Lessons for Other African Entrepreneurs
Cellulant’s journey provides valuable insights for African entrepreneurs aiming to build scalable, continent-wide ventures. Its evolution from a small mobile-content startup to a pan-African payments infrastructure company highlights practical lessons in strategic decision-making, technology, partnerships, and resilience.
- Adapt business models to real market needs - Cellulant began as a mobile-content provider but pivoted to payments infrastructure after identifying structural gaps in Africa’s financial ecosystem. This shift allowed the company to address fragmented payment systems, low banking penetration, and operational inefficiencies, turning a localized service into a continent-wide platform.
- Leverage strategic fundraising - Across Series A, B, and C rounds, including the landmark US$47.5 million Series C in 2018 led by TPG Growth’s Rise Fund, Cellulant demonstrated the importance of raising capital aligned with long-term vision.

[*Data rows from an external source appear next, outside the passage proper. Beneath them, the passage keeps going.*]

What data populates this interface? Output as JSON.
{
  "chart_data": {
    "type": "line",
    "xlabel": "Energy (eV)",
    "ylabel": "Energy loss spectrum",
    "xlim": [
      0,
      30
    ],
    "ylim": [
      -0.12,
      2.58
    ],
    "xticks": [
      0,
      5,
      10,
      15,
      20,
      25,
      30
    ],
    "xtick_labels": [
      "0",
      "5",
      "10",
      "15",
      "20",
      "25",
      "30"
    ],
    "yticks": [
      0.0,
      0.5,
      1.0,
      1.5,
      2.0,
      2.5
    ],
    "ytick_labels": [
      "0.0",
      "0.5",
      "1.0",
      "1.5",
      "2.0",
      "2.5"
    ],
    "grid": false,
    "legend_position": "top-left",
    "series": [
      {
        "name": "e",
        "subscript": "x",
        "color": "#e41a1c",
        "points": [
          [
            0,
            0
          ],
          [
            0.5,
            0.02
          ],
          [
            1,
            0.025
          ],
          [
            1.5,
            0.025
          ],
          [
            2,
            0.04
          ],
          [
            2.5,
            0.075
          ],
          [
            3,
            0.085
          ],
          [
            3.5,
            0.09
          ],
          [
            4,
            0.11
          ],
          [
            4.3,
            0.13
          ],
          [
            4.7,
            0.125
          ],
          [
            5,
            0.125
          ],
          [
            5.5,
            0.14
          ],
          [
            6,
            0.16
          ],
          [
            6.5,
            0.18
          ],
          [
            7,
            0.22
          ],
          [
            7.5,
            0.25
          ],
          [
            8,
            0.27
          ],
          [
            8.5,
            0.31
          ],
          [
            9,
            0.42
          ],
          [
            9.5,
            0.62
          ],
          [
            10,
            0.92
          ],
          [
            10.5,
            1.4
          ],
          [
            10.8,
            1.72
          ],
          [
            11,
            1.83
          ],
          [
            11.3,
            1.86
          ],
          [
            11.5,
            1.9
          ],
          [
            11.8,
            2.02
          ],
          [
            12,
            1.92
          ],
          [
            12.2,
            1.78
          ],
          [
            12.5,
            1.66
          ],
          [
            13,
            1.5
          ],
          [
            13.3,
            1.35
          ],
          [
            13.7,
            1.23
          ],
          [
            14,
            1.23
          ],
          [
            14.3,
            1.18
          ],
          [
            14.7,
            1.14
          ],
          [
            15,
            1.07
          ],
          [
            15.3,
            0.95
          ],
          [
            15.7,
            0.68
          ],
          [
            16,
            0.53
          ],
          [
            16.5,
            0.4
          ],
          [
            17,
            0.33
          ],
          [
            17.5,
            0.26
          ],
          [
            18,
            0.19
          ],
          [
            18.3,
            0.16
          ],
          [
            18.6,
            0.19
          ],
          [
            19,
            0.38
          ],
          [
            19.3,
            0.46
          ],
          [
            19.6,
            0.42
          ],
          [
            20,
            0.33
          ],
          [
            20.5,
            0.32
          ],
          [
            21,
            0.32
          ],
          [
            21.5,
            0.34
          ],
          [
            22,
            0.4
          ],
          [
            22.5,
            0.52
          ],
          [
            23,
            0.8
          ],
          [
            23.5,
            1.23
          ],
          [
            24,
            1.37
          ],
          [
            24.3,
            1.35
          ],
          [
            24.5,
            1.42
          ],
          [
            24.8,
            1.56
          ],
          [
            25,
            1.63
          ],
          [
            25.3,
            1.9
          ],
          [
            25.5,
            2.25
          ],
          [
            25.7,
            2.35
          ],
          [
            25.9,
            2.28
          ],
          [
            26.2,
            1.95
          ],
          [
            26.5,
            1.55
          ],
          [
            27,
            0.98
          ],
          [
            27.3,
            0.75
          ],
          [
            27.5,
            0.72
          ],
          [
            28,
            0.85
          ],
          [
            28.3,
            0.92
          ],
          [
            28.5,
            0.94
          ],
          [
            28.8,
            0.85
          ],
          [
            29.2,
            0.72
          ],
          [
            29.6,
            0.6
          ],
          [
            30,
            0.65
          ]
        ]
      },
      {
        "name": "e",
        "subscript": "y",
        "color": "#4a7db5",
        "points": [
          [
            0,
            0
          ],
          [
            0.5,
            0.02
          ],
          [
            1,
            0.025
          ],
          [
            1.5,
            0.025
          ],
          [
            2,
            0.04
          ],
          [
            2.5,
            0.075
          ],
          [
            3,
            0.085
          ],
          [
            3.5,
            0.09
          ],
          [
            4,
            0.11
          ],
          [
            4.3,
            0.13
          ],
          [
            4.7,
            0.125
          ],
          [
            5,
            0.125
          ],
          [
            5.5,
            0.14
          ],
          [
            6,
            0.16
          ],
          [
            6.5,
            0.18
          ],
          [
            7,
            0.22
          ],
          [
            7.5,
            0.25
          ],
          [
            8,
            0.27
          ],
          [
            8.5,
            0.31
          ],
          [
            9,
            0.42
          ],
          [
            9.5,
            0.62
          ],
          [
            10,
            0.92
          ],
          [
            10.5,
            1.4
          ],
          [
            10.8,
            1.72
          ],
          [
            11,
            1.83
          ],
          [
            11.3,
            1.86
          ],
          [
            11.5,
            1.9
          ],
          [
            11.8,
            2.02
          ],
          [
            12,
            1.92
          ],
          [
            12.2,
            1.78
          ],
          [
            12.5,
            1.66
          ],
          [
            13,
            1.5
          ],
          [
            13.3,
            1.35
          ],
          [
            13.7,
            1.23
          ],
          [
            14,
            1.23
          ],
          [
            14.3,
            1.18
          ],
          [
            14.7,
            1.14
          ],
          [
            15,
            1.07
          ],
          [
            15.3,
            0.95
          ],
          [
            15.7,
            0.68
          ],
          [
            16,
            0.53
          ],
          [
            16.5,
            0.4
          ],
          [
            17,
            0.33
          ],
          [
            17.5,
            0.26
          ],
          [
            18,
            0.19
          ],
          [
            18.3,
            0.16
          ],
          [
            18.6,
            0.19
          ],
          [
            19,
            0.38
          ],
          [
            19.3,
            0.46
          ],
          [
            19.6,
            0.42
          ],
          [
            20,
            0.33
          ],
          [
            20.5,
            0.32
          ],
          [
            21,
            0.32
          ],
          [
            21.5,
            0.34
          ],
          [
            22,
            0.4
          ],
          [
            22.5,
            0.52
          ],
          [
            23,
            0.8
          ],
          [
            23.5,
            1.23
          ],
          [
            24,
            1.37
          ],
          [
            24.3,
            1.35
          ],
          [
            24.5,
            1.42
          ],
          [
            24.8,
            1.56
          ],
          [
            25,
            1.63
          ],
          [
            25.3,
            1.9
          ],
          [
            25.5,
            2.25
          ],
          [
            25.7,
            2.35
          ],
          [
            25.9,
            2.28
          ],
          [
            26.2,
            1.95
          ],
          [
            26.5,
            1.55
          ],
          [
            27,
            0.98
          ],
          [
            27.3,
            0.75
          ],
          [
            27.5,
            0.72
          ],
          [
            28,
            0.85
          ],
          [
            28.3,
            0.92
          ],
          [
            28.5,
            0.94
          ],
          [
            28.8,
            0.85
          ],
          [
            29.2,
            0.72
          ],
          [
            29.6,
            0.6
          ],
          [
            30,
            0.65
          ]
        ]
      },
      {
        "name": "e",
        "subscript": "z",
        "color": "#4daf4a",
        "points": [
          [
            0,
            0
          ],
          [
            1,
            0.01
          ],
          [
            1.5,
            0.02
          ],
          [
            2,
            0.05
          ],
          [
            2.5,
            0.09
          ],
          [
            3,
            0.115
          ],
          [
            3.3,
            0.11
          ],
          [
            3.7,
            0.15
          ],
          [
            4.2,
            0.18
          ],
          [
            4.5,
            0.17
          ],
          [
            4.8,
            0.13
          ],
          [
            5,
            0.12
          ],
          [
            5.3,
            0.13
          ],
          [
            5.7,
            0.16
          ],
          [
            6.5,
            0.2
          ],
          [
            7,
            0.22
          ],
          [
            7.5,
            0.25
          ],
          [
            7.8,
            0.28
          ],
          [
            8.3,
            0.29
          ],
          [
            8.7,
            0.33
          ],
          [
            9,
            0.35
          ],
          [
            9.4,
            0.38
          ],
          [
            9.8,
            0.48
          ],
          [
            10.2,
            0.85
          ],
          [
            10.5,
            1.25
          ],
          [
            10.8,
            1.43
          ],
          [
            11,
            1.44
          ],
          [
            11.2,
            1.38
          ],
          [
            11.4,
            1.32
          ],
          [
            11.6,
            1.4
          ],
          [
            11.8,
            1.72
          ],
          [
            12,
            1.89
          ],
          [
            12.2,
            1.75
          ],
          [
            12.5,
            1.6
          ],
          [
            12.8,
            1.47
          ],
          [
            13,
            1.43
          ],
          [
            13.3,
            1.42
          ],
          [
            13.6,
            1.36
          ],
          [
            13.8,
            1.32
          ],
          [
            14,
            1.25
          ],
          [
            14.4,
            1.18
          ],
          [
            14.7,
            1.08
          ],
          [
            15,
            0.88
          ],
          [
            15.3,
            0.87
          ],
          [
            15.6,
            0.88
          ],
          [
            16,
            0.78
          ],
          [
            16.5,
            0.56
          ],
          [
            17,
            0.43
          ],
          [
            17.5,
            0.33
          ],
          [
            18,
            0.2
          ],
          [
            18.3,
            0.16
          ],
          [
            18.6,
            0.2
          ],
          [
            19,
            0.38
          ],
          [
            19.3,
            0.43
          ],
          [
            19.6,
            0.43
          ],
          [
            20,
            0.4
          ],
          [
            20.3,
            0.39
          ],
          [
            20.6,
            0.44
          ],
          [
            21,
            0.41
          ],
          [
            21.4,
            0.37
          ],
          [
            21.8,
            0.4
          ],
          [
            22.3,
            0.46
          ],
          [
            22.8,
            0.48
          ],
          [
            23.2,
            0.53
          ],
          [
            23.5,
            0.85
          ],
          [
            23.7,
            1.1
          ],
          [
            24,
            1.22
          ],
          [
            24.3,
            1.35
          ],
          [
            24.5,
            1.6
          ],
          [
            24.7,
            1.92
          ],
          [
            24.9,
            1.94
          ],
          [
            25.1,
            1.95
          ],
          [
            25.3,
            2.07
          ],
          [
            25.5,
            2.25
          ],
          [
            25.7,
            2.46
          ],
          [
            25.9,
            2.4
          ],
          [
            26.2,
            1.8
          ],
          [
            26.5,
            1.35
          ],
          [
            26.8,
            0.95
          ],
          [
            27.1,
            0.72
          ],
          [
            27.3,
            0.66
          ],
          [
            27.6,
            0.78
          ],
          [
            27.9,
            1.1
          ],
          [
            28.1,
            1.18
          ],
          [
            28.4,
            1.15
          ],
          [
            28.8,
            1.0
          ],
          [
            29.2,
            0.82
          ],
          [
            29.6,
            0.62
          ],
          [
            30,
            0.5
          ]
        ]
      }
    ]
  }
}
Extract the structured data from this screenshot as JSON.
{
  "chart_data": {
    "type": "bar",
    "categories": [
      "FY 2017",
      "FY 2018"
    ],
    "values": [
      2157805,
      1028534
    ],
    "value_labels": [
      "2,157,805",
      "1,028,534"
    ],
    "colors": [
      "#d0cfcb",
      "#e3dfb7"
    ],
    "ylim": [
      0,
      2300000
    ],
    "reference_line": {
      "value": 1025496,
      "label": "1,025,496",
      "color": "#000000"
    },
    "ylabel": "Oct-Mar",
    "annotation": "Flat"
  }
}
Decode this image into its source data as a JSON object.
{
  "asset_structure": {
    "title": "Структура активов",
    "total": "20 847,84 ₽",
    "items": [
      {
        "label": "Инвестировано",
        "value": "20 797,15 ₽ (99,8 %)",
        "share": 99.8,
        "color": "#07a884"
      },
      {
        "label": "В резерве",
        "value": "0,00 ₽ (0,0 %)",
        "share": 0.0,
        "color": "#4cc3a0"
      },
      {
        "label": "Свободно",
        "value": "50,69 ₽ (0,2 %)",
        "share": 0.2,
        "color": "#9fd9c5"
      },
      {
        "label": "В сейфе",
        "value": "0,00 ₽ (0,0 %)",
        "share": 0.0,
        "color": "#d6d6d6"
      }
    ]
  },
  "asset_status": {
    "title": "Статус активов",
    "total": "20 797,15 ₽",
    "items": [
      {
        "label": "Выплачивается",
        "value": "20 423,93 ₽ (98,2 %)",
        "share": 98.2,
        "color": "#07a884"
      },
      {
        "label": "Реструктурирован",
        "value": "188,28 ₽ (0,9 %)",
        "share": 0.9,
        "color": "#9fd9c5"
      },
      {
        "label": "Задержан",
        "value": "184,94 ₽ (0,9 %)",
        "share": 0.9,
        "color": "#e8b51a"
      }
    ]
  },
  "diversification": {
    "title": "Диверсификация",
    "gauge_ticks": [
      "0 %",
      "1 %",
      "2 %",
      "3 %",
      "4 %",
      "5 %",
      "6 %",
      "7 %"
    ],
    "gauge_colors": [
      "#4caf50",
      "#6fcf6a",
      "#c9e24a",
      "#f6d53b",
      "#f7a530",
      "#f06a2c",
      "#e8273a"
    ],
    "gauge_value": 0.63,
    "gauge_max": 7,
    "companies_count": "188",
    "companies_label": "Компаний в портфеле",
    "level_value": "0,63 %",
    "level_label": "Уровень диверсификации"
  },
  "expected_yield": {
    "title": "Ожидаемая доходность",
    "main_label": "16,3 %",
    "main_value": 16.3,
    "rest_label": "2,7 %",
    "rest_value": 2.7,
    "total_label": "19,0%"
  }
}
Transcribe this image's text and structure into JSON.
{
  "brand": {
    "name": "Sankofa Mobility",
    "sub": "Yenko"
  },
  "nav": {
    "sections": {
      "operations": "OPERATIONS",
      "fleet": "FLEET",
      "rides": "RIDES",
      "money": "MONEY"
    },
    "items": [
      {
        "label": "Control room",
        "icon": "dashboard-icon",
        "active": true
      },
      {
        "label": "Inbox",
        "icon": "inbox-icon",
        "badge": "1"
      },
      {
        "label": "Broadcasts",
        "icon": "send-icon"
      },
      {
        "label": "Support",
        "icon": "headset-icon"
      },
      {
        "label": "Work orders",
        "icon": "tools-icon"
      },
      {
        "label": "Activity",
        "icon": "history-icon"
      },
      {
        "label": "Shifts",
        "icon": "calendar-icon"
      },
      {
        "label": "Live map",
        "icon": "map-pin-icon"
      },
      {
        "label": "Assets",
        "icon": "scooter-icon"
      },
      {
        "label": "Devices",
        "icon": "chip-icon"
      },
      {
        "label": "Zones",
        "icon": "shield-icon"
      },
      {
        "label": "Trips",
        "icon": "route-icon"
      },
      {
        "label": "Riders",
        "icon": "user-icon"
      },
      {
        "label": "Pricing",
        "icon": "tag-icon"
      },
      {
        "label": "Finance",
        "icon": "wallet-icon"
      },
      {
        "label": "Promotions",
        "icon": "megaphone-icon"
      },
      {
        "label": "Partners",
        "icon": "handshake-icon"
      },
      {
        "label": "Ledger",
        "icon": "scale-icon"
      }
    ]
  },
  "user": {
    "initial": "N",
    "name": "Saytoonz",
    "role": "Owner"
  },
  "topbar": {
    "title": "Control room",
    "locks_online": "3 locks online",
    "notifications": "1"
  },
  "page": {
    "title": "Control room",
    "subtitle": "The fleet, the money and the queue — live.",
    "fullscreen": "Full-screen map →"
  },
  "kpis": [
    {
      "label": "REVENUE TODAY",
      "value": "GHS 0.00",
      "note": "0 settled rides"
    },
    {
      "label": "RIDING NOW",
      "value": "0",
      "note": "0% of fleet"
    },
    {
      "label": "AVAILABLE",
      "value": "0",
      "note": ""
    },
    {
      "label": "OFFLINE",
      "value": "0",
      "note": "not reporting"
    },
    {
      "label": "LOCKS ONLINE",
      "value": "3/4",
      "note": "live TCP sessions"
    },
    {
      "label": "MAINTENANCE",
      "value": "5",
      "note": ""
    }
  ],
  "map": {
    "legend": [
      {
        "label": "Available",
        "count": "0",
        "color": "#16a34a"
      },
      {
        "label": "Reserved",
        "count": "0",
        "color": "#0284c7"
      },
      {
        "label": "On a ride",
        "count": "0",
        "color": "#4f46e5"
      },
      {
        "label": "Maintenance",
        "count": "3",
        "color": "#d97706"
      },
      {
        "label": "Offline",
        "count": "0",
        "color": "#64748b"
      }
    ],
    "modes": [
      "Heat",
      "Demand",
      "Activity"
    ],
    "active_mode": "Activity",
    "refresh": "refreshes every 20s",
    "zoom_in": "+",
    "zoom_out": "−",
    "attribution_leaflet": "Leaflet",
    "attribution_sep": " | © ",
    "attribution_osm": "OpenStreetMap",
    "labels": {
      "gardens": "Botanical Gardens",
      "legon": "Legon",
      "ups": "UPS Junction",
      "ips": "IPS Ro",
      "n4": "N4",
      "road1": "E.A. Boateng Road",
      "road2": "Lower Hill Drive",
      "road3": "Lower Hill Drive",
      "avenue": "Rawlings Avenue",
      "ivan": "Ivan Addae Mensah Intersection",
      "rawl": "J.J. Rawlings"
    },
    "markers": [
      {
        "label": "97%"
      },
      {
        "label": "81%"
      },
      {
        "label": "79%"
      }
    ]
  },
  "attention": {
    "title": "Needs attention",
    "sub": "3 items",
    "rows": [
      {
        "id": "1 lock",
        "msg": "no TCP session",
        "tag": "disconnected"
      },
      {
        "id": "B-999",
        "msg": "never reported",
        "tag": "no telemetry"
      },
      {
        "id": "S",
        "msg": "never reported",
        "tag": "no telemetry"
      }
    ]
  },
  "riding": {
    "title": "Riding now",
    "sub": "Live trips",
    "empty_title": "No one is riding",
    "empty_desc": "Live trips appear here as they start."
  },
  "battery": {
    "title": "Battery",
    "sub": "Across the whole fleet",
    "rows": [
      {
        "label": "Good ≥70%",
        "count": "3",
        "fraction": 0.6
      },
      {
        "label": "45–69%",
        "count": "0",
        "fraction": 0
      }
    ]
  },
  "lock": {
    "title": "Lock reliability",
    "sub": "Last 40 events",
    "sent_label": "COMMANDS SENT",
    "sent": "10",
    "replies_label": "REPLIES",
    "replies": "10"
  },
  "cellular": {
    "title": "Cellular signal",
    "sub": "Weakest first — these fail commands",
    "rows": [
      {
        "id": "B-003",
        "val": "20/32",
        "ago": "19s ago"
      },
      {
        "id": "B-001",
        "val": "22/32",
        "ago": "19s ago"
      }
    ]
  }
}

Funds were directed toward building scalable technology, expanding regional presence, and establishing physical agent networks, directly supporting operational growth.
- Invest in proprietary technology infrastructure - Rather than relying on third-party systems, Cellulant built a robust API and platform connecting banks, mobile-money operators, and merchants across 35 African countries. Its infrastructure handles over 370 payment methods, supports multi-currency transactions, and automates reconciliation, enabling both enterprise and consumer adoption at scale.
- To build strong partnerships and ecosystem networks - Cellulant’s growth relied on integrating multiple stakeholders: banks, mobile money operators, telecoms, and merchants. These partnerships created network effects that increased adoption, operational efficiency, and trust across jurisdictions, illustrating the value of strategic collaboration in multi-country ventures.
- Focus on regulatory compliance and local adaptation - Expanding across African markets requires navigating diverse regulatory frameworks. Cellulant obtained necessary licenses, including PSP and Payment Facilitator licenses in Egypt (2023), ensuring compliance while scaling its services across different legal and financial environments. Adapting solutions to local market requirements was critical to sustainable growth.
- Maintain resilience and long-term strategic vision - Operating in fragmented African markets presents constant challenges: infrastructure gaps, competition, and regulatory changes. Cellulant’s ability to stay focused on its mission, invest in infrastructure, and gradually expand geographically demonstrates the importance of resilience and patience in building sustainable, pan-African enterprises.
By following these lessons, African entrepreneurs can better understand complex markets, design solutions for real structural challenges, and build ventures capable of scaling across the continent. Cellulant’s journey illustrates how strategy, technology, partnerships, and resilience combine to create lasting impact.
Cellulant’s journey demonstrates how strategic execution, robust technology, and cross-border partnerships can address structural gaps in financial systems. The company has systematically tackled low banking penetration, fragmented payments, and transactional inefficiencies while building scalable solutions for enterprises and consumers. Moving forward, Cellulant plans to expand regional coverage, deepen enterprise payment services, and integrate additional payment methods, providing a model for other African fintechs and reinforcing the continent’s digital financial ecosystem.